👒 ANTARIKSA 27 👒
Soni dan Wildan saling melempar bingung dengan sikap kedua sahabatnya yang menjadi pendiam. Jika diamnya Gerry sudah sejak pagi, lain dengan Haikal yang berubah seperti mayat hidup setelah jam istirahat usai. Suasana ruang musik yang biasanya gaduh saat pulang sekolah, kini hanya ada keheningan.
"Tumben lo diem, uang bulanan udah habis?" tanya Soni pada Gerry, lalu beralih pada Haikal. "Lo juga aneh, nggak lagi kesambet arwahnya Mbak Mawar, 'kan?"
"Iya, nih. Diamnya kalian itu sesuatu yang patut dipertanyakan, kayak putus sama pacar, eh, lupa kalau Haikal belum laku," sahut Wildan disertai cengiran, "tapi, Mbak Mawar siapa, Son?" Mata besarnya tertuju pada laki-laki berhidung mancung.
Dahi Soni berlipat sembari membalas tatapan Haikal dan Wildan. "Kalian nggak tau Mbak Mawar yang jaga sekolah?"

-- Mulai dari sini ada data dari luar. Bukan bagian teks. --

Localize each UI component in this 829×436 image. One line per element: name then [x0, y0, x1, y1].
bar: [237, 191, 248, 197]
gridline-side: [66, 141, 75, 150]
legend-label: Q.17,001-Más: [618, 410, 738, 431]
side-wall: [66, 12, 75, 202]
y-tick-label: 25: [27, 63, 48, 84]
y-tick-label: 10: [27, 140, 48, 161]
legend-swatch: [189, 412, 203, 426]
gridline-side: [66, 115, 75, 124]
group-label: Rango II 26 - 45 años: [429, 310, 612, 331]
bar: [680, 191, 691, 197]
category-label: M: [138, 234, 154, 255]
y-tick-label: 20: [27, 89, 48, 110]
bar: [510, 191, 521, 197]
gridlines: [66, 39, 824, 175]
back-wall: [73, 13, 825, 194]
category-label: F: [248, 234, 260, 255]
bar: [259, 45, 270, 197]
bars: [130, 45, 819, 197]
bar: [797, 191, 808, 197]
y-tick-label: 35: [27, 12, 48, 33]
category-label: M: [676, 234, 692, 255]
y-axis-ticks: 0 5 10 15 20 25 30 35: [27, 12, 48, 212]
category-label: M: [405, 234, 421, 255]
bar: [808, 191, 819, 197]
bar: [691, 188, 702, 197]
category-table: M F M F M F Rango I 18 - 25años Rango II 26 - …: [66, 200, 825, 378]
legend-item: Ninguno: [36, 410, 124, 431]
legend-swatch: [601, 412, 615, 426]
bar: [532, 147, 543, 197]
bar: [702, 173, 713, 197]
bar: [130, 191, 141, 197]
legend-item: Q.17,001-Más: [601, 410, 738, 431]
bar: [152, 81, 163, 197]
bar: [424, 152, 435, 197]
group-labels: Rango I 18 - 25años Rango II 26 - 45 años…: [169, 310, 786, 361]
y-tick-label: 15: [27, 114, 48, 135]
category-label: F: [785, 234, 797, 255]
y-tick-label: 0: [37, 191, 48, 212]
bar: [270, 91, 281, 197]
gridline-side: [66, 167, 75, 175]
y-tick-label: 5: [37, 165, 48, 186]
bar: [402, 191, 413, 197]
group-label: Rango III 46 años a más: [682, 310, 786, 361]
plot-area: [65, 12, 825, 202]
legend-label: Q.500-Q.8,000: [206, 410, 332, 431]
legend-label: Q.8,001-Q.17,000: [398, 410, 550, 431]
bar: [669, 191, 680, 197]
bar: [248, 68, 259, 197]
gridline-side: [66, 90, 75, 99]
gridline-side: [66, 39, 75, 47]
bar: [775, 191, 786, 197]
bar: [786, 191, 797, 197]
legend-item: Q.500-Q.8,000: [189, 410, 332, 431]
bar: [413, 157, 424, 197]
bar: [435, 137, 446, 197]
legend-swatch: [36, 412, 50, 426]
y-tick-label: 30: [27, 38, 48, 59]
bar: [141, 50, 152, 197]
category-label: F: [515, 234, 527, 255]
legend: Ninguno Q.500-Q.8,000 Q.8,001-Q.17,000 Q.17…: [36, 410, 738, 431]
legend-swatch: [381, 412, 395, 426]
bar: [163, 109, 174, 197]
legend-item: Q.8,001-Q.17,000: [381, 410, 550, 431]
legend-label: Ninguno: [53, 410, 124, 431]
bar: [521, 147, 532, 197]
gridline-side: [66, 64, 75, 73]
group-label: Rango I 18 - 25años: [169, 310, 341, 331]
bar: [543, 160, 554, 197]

"Ngaco lo, mana ada kayak gituan di sekolah?" balas Haikal tak terima.
Gerry menyahut dengan suara pelan. "Ada, kata Kak Jasmin dulu di sini sering ada kejadian anak-anak kesurupan, tiap mau ujian pasti ada yang kumat. Sekarang udah nggak, udah jinak."
"Mbak Mawar udah pergi dari sini, gitu bukan maksudnya?" tanya Wildan lagi masih belum puas dengan jawaban.
"Belum, pohon beringin di parkiran motor itu rumahnya Mbak Mawar. Kalau masih nggak percaya, gue bisa panggilin." Soni menjawab yakin.
"Percaya! Iya, gue percaya." Wildan menjawab dengan suara lantang sambil mengusap tengkuknya yang meremang. Sedangkan Haikal meneguk minuman kaleng bersoda untuk menutupi rasa kagetnya soal Mbak Mawar.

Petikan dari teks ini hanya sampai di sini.